Malignant A-to-I RNA editing by ADAR1 drives T cell acute lymphoblastic leukemia relapse via attenuating dsRNA sensing
Maria Rivera,
Haoran Zhang,
Jessica Pham,
Jane Isquith,
Qingchen Jenny Zhou,
Larisa Balaian,
Roman Sasik,
Sabina Enlund,
Adam Mark,
Wenxue Ma,
Frida Holm,
Kathleen M. Fisch,
Dennis John Kuo,
Catriona Jamieson,
Qingfei Jiang
Affiliations
Maria Rivera
Division of Regenerative Medicine, Department of Medicine, University of California, San Diego, La Jolla, CA 92093, USA; Moores Cancer Center, La Jolla, CA 92037, USA
Haoran Zhang
Division of Regenerative Medicine, Department of Medicine, University of California, San Diego, La Jolla, CA 92093, USA; Moores Cancer Center, La Jolla, CA 92037, USA
Jessica Pham
Division of Regenerative Medicine, Department of Medicine, University of California, San Diego, La Jolla, CA 92093, USA
Jane Isquith
Division of Regenerative Medicine, Department of Medicine, University of California, San Diego, La Jolla, CA 92093, USA
Qingchen Jenny Zhou
Division of Regenerative Medicine, Department of Medicine, University of California, San Diego, La Jolla, CA 92093, USA; Moores Cancer Center, La Jolla, CA 92037, USA
Larisa Balaian
Division of Regenerative Medicine, Department of Medicine, University of California, San Diego, La Jolla, CA 92093, USA
Roman Sasik
Center for Computational Biology & Bioinformatics (CCBB), University of California, San Diego, La Jolla, CA 92093-0681, USA
Sabina Enlund
Department of Women’s and Children’s Health, Division of Pediatric Oncology and Pediatric Surgery, Karolinska Institutet, Solna, Sweden
Adam Mark
Center for Computational Biology & Bioinformatics (CCBB), University of California, San Diego, La Jolla, CA 92093-0681, USA
Wenxue Ma
Division of Regenerative Medicine, Department of Medicine, University of California, San Diego, La Jolla, CA 92093, USA
Frida Holm
Department of Women’s and Children’s Health, Division of Pediatric Oncology and Pediatric Surgery, Karolinska Institutet, Solna, Sweden
Kathleen M. Fisch
Center for Computational Biology & Bioinformatics (CCBB), University of California, San Diego, La Jolla, CA 92093-0681, USA; Department of Obstetrics, Gynecology & Reproductive Sciences, University of California, San Diego, La Jolla, CA 92037, USA
Dennis John Kuo
Moores Cancer Center, La Jolla, CA 92037, USA; Division of Pediatric Hematology-Oncology, Rady Children’s Hospital San Diego, University of California, San Diego, San Diego, CA 92123, USA
Catriona Jamieson
Division of Regenerative Medicine, Department of Medicine, University of California, San Diego, La Jolla, CA 92093, USA; Moores Cancer Center, La Jolla, CA 92037, USA
Qingfei Jiang
Division of Regenerative Medicine, Department of Medicine, University of California, San Diego, La Jolla, CA 92093, USA; Moores Cancer Center, La Jolla, CA 92037, USA; Corresponding author
Summary: Leukemia-initiating cells (LICs) are regarded as the origin of leukemia relapse and therapeutic resistance.
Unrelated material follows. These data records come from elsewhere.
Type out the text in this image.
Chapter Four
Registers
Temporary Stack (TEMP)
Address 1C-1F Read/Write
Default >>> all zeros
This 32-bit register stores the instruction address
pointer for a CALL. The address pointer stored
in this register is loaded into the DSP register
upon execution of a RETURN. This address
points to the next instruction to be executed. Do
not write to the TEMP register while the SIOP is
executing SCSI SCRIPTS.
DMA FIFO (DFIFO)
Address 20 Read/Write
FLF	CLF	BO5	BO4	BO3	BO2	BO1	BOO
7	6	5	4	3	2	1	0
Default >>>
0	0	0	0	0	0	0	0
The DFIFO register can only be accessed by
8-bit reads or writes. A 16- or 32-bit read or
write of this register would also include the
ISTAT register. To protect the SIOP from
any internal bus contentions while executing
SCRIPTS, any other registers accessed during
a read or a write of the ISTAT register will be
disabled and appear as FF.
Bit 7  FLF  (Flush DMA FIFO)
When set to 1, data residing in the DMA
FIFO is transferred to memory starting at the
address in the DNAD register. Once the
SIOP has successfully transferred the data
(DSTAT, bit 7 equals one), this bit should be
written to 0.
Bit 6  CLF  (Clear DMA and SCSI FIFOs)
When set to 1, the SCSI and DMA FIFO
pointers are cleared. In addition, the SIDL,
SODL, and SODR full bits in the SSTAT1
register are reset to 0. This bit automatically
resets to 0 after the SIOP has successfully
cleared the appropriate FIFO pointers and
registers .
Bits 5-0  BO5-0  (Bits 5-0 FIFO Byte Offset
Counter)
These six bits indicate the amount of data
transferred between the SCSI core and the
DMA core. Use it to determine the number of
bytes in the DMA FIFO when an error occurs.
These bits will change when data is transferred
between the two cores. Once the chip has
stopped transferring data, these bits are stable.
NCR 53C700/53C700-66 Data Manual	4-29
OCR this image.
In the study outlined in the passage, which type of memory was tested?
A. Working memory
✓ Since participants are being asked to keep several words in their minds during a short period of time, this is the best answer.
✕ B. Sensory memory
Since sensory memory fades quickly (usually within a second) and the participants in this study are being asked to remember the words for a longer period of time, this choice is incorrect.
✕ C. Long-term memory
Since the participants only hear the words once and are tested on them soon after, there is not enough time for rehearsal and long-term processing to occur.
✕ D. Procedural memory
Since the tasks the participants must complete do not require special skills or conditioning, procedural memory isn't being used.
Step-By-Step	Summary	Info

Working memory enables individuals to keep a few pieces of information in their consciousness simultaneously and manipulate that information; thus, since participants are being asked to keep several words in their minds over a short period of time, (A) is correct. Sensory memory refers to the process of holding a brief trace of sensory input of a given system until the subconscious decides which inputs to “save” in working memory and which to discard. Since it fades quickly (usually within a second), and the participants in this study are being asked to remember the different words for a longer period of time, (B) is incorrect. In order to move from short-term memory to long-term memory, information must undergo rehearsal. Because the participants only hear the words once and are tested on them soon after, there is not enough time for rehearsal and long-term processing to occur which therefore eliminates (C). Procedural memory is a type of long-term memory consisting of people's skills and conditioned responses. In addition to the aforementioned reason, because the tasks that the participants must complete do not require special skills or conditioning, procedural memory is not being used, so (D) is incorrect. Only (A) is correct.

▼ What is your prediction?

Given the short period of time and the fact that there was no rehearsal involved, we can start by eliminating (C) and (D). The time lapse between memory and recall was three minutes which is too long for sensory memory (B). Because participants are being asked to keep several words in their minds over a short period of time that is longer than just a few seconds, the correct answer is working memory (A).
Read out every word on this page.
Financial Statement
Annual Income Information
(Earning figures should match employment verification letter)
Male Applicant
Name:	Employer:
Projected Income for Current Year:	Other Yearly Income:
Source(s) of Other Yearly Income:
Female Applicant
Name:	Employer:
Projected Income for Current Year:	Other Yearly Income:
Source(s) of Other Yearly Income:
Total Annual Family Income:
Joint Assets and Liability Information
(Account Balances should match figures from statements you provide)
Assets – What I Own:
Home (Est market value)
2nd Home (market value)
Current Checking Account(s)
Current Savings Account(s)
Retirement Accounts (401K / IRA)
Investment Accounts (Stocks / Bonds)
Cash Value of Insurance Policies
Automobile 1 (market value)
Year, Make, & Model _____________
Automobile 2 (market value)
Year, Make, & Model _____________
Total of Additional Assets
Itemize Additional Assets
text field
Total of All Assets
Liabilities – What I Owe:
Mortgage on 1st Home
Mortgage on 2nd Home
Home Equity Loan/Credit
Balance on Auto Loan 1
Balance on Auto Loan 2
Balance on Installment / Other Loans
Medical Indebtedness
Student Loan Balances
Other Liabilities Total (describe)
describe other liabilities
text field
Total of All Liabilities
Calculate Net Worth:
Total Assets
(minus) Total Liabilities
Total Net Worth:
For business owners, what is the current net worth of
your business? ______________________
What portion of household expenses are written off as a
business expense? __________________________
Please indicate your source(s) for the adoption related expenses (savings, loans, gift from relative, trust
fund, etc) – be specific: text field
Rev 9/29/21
Identifying direct stemness determinants that fuel LIC self-renewal is critical for developing targeted approaches. Here, we show that the RNA-editing enzyme ADAR1 is a crucial stemness factor that promotes LIC self-renewal by attenuating aberrant double-stranded RNA (dsRNA) sensing. Elevated adenosine-to-inosine editing is a common attribute of relapsed T cell acute lymphoblastic leukemia (T-ALL) regardless of molecular subtype. Consequently, knockdown of ADAR1 severely inhibits LIC self-renewal capacity and prolongs survival in T-ALL patient-derived xenograft models. Mechanistically, ADAR1 directs hyper-editing of immunogenic dsRNA to avoid detection by the innate immune sensor melanoma differentiation-associated protein 5 (MDA5). Moreover, we uncover that the cell-intrinsic level of MDA5 dictates the dependency on the ADAR1-MDA5 axis in T-ALL. Collectively, our results show that ADAR1 functions as a self-renewal factor that limits the sensing of endogenous dsRNA. Thus, targeting ADAR1 presents an effective therapeutic strategy for eliminating T-ALL LICs.